Durante 2025 se desarrollaron distintas líneas de trabajo que apuntan a mejorar el acceso a servicios de salud, reforzar la prevención y ampliar derechos en áreas clave como la salud sexual y reproductiva, la salud mental y la respuesta del sistema frente a la violencia basada en género. Estas acciones continuarán profundizándose durante 2026.
Uno de los avances se vincula con la prevención del cáncer de cuello uterino. En 2025 se fortaleció la estrategia de vacunación contra el virus del papiloma humano mediante la incorporación de una nueva vacuna (HPV9), que se aplicará en dosis única y estará disponible en el país a partir de 2026. Esta medida se suma a otras herramientas de prevención, como el test de HPV, que forman parte de la política nacional de salud sexual y reproductiva.
En la misma línea, el MSP continúa asegurando la provisión de métodos anticonceptivos y de barrera en todo el sistema de salud, así como acciones de prevención de infecciones de transmisión sexual. Durante 2025 se fortaleció la oferta de testeo rápido para sífilis y se actualizaron las guías de abordaje de esta enfermedad, en el marco de la estrategia nacional para la erradicación de la sífilis congénita. También se desarrolló una campaña de prevención de infecciones de transmisión sexual dirigida a la población.
La salud mental es otro de los ejes que se vienen fortaleciendo. Esta temática fue incorporada al régimen de certificaciones médicas y a la Estrategia Nacional de Salud Mental 2025-2030. Además, durante el embarazo los prestadores de salud deben ofrecer una consulta de acompañamiento con equipos de salud mental y, en caso de detectarse riesgo de depresión posparto, se garantiza el acceso a prestaciones específicas para las puérperas.
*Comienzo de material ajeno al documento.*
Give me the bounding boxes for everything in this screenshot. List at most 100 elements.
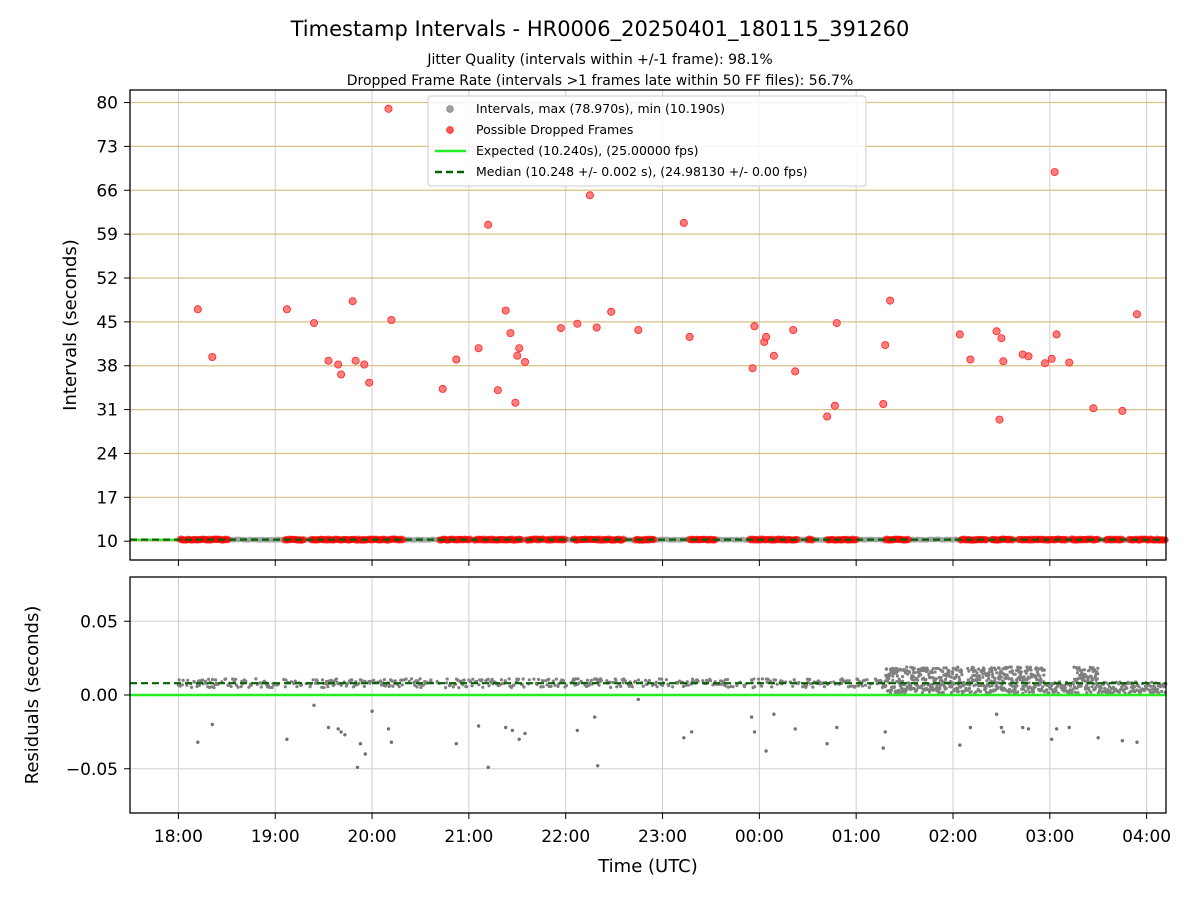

También se trabaja en el desarrollo de manuales para el primer nivel de atención que permitan mejorar el abordaje de patologías que afectan especialmente a las mujeres y que muchas veces han tenido menor visibilidad, como la endometriosis o las disfunciones del piso pélvico.
Otro de los desafíos es mejorar la respuesta del sistema de salud frente a la violencia basada en género. Durante 2025 se retomó el trabajo con los equipos especializados de los prestadores de salud y se actualizaron los datos disponibles en el sistema. Para 2026 está previsto avanzar en nuevas instancias de capacitación para equipos de salud, con el objetivo de fortalecer la detección y la atención de estas situaciones, en el marco de la Ley Nº 19.580.
El ministerio también participa, junto al Ministerio de Educación y Cultura, en la elaboración del Plan Nacional e Intersectorial de Educación Sexual Integral 2026-2030. A su vez, se está actualizando la Guía de Salud y Diversidad Sexual, incorporando recomendaciones específicas para mujeres lesbianas, bisexuales y trans, y se trabaja para que los consentimientos informados en salud sexual y reproductiva sean accesibles para personas con discapacidad.
Además, el ministerio convoca y lidera la Estrategia Nacional e Intersectorial para la eliminación de los embarazos en niñas y la prevención de los embarazos en adolescentes, que actualmente trabaja en la elaboración de un plan de acción para el período 2026-2030 con enfoque de género, territorial y de derechos humanos.
Las políticas de género también implican mirar las condiciones de trabajo dentro del propio sistema de salud. Un informe elaborado por el Ministerio de Salud Pública muestra que el sector es uno de los más feminizados del país: alrededor del 73% del personal de salud son mujeres.
Sin embargo, los datos también evidencian brechas. Aunque las mujeres son mayoría (especialmente en tareas asistenciales y de cuidado) continúan teniendo menor presencia en los cargos de mayor jerarquía y enfrentan diferencias salariales en varias áreas profesionales.
Avanzar en la reducción de estas desigualdades es parte del compromiso del sistema sanitario. Fortalecer la igualdad de género también significa construir un sistema de salud más justo, más accesible y con mejores condiciones para quienes trabajan y se atienden en él.